At this critical time in our nation's history, when wider participation by the American people in their own democracy should be encouraged, Republican politicians are instead suppressing that participation by limiting access to the voting booth.

So-called "voter ID" laws signed into law this year in several states have nothing to do with their purported aim of protecting the sanctity of elections and everything to do with concentrating political power in fewer and fewer hands.

As a former prosecutor of election-law violations in Chicago, I know a little something about election fraud. But what I found in years of pursuing cases of ballot abuse is that it almost never involved ordinary citizens who, say, voted when they weren't eligible, voted under an assumed name, or voted multiple times.

Instead, the fraud was almost exclusively perpetrated by political operatives, who stuffed ballot boxes, "lost" ballots or otherwise manipulated the vote totals in their precincts and wards.

On the unusual occasions when individual voters were involved, they were bribed or intimidated into cooperating with the scheme by a political operative. National and local investigations over the years have confirmed my personal experience.

Since the supposed target of the new laws is a non-existent problem - systematic or widespread fraud by individual voters - these laws, which require citizens to present a photo ID in order to vote, can only be interpreted as an attempt to further politically marginalize already marginalized populations in our country, including the elderly, the disabled, rural residents, low-income citizens and minorities.

These are the groups who are less likely to have government-issued photo identification, and often face financial and logistical hurdles in trying to obtain it.
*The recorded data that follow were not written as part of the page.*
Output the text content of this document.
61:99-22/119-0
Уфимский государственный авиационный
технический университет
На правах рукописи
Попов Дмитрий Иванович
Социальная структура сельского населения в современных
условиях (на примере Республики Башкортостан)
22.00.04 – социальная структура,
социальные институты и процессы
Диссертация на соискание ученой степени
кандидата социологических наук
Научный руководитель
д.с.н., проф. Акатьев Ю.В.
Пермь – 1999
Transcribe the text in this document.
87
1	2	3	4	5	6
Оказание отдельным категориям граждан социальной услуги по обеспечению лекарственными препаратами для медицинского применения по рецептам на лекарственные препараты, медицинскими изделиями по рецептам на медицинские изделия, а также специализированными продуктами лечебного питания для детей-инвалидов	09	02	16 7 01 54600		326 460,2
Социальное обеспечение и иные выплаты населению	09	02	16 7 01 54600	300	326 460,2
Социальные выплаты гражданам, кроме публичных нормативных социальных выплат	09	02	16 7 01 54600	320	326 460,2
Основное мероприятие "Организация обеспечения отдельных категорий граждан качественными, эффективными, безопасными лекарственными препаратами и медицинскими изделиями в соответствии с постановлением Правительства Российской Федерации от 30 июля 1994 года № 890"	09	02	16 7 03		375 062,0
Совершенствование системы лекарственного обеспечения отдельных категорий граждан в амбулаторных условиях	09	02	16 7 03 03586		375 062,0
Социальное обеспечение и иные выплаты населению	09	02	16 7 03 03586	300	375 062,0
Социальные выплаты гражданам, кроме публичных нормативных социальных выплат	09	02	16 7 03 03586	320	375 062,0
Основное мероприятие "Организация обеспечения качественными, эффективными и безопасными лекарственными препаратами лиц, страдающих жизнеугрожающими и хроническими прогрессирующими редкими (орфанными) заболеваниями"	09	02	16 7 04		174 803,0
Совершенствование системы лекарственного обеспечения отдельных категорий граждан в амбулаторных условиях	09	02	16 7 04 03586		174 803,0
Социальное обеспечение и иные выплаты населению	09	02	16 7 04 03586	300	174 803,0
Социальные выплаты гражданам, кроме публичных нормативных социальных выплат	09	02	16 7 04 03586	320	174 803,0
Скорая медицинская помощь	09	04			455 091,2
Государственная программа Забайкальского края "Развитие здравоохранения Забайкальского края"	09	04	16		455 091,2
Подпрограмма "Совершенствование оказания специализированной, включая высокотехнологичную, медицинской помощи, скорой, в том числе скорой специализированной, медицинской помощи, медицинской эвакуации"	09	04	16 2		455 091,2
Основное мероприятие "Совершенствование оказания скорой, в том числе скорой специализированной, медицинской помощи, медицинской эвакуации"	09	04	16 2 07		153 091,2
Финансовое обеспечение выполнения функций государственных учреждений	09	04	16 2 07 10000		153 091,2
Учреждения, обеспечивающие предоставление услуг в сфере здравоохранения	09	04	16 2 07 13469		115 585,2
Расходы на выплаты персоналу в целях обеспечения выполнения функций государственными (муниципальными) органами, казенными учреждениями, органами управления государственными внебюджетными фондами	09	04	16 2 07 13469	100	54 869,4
While many have voted for years at the same polling place and are well-known to the friends and neighbors who serve as precinct election officials there, they may now be discouraged from exercising their franchise by these onerous new requirements.

In New Hampshire, where a voter ID bill is pending in the legislature but some local clerks posted the proposed law's requirements prematurely for a special election recently, voters were seen turning around at the polling-place door.

These laws can even exacerbate the very problem they are purportedly passed to combat. A clerk in South Carolina has noted that since several of the acceptable forms of ID have no address and yet must be accepted as proof of voter eligibility, the traditional duty of elections officials to ensure that people vote once and only once in their correct districts is actually undermined.

These new ID laws are part of a larger Republican program to limit the franchise of people who are more likely to vote for Democrats, an effort that includes: suppression of the youth vote by rejecting student IDs as acceptable identification and shortening the early voting periods young people disproportionably use to exercise their franchise; voter-roll purges that target minority voters; and lifetime bans on voting by ex-felons who have paid their debt to society.

The sanctity of the ballot is in no danger in our republic, but the trust and engagement of the American people in their own political system is.

Even as citizens across the Middle East are basking in newfound opportunities for political expression in the warmth of the Arab Spring, Republican politicians in America are limiting democracy with chilling voter suppression laws. Long ago we should have learned that the problems of democracy are resolved by more democracy, not less.